Leur équilibre avait d’ailleurs été particulièrement mis à mal pendant les confinements dus au Covid. Pour autant, dans les faits, peu lâchent leur boîte. « Cette période a été très dure pour elles, mais au final elles se sont remises, et très peu de femmes ont jeté l’éponge après, les femmes qui ont osé devenir dirigeantes, il en faut plus pour les faire douter », estime Carine Rouvier, à la tête du réseau Femmes chefs d’entreprise (FCE).
76 % sont satisfaites
Au final, cette difficulté à tout gérer n’entache pas leur enthousiasme. 76 % des femmes dirigeantes sont satisfaites de la manière dont elles concilient vies familiale et entrepreneuriale. Un chiffre étonnant. C’est d’ailleurs le seul point où elles rejoignent à un tel niveau leurs homologues masculins (qui sont à 79 %). « Ce niveau de contentement élevé nous a d’abord surpris de leur part », reconnaît Elise Tissier « mais en fait, il ne nous dit pas que tout est simple ou rose. Bien sûr il y a des difficultés, mais c’est une vie choisie et qui leur va ».

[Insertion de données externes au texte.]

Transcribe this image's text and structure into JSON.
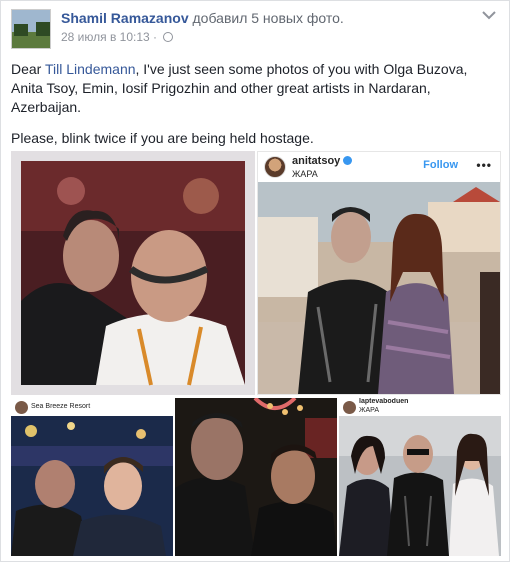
{
  "post": {
    "author_name": "Shamil Ramazanov",
    "action_text": "добавил 5 новых фото.",
    "timestamp": "28 июля в 10:13 ·",
    "privacy_icon": "globe-icon",
    "menu_icon": "chevron-down-icon",
    "text": {
      "line1_prefix": "Dear ",
      "mention": "Till Lindemann",
      "line1_suffix": ", I've just seen some photos of you with Olga Buzova, Anita Tsoy, Emin, Iosif Prigozhin and other great artists in Nardaran, Azerbaijan.",
      "line2": "Please, blink twice if you are being held hostage."
    }
  },
  "photos": {
    "photo2": {
      "username": "anitatsoy",
      "location": "ЖАРА",
      "follow_label": "Follow",
      "more_label": "•••"
    },
    "photo3": {
      "location": "Sea Breeze Resort"
    },
    "photo5": {
      "username": "laptevaboduen",
      "location": "ЖАРА"
    }
  },
  "colors": {
    "link": "#365899",
    "secondary_text": "#90949c",
    "ig_blue": "#3897f0"
  }
}
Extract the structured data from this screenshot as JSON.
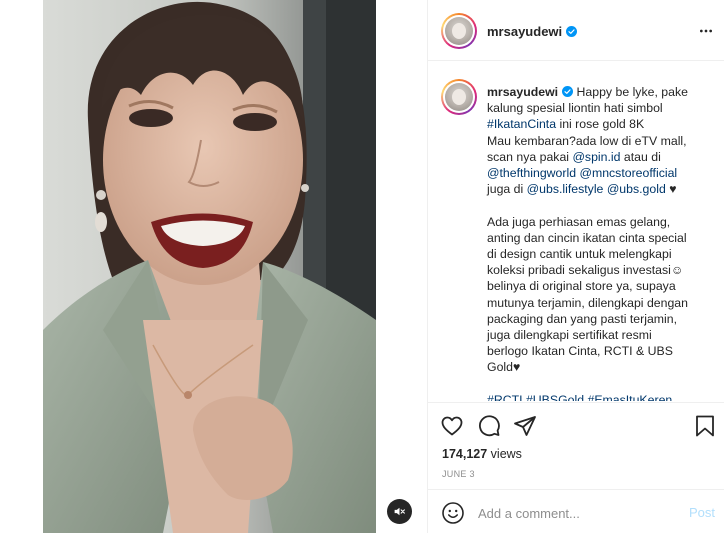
{
  "post": {
    "username": "mrsayudewi",
    "verified": true,
    "caption_lines": [
      [
        {
          "t": "Happy be lyke, pake",
          "k": "text"
        }
      ],
      [
        {
          "t": "kalung spesial liontin hati simbol",
          "k": "text"
        }
      ],
      [
        {
          "t": "#IkatanCinta",
          "k": "tag"
        },
        {
          "t": " ini rose gold 8K",
          "k": "text"
        }
      ],
      [
        {
          "t": "Mau kembaran?ada low di eTV mall,",
          "k": "text"
        }
      ],
      [
        {
          "t": "scan nya pakai ",
          "k": "text"
        },
        {
          "t": "@spin.id",
          "k": "tag"
        },
        {
          "t": " atau di",
          "k": "text"
        }
      ],
      [
        {
          "t": "@thefthingworld",
          "k": "tag"
        },
        {
          "t": " ",
          "k": "text"
        },
        {
          "t": "@mncstoreofficial",
          "k": "tag"
        }
      ],
      [
        {
          "t": "juga di ",
          "k": "text"
        },
        {
          "t": "@ubs.lifestyle",
          "k": "tag"
        },
        {
          "t": " ",
          "k": "text"
        },
        {
          "t": "@ubs.gold",
          "k": "tag"
        },
        {
          "t": " ♥",
          "k": "text"
        }
      ],
      [
        {
          "t": "",
          "k": "text"
        }
      ],
      [
        {
          "t": "Ada juga perhiasan emas gelang,",
          "k": "text"
        }
      ],
      [
        {
          "t": "anting dan cincin ikatan cinta special",
          "k": "text"
        }
      ],
      [
        {
          "t": "di design cantik untuk melengkapi",
          "k": "text"
        }
      ],
      [
        {
          "t": "koleksi pribadi sekaligus investasi☺",
          "k": "text"
        }
      ],
      [
        {
          "t": "belinya di original store ya, supaya",
          "k": "text"
        }
      ],
      [
        {
          "t": "mutunya terjamin, dilengkapi dengan",
          "k": "text"
        }
      ],
      [
        {
          "t": "packaging dan yang pasti terjamin,",
          "k": "text"
        }
      ],
      [
        {
          "t": "juga dilengkapi sertifikat resmi",
          "k": "text"
        }
      ],
      [
        {
          "t": "berlogo Ikatan Cinta, RCTI & UBS",
          "k": "text"
        }
      ],
      [
        {
          "t": "Gold♥",
          "k": "text"
        }
      ],
      [
        {
          "t": "",
          "k": "text"
        }
      ],
      [
        {
          "t": "#RCTI",
          "k": "tag"
        },
        {
          "t": " ",
          "k": "text"
        },
        {
          "t": "#UBSGold",
          "k": "tag"
        },
        {
          "t": " ",
          "k": "text"
        },
        {
          "t": "#EmasItuKeren",
          "k": "tag"
        }
      ]
    ],
    "views_count": "174,127",
    "views_label": "views",
    "date": "JUNE 3"
  },
  "comment": {
    "placeholder": "Add a comment...",
    "post_label": "Post"
  },
  "colors": {
    "link": "#00376b",
    "verified": "#0095f6",
    "post_disabled": "#b2dffc"
  },
  "icons": {
    "more": "more-options-icon",
    "like": "heart-icon",
    "comment": "comment-icon",
    "share": "send-icon",
    "save": "bookmark-icon",
    "emoji": "emoji-icon",
    "mute": "muted-speaker-icon"
  }
}
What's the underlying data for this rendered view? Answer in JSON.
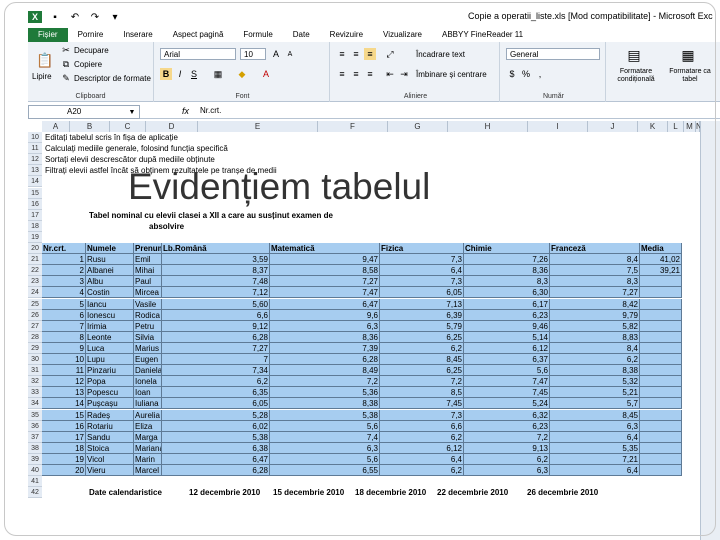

En comparaison, Bpifrance rappelle que « seuls 12 % des salariés se déclarent satisfaits de leur équilibre entre leur travail et les autres aspects de leur vie ». Pour Sophie Weber, cela se comprend : « comparées aux salariées, les femmes dirigeantes ont une certaine liberté pour s’organiser à leur convenance ».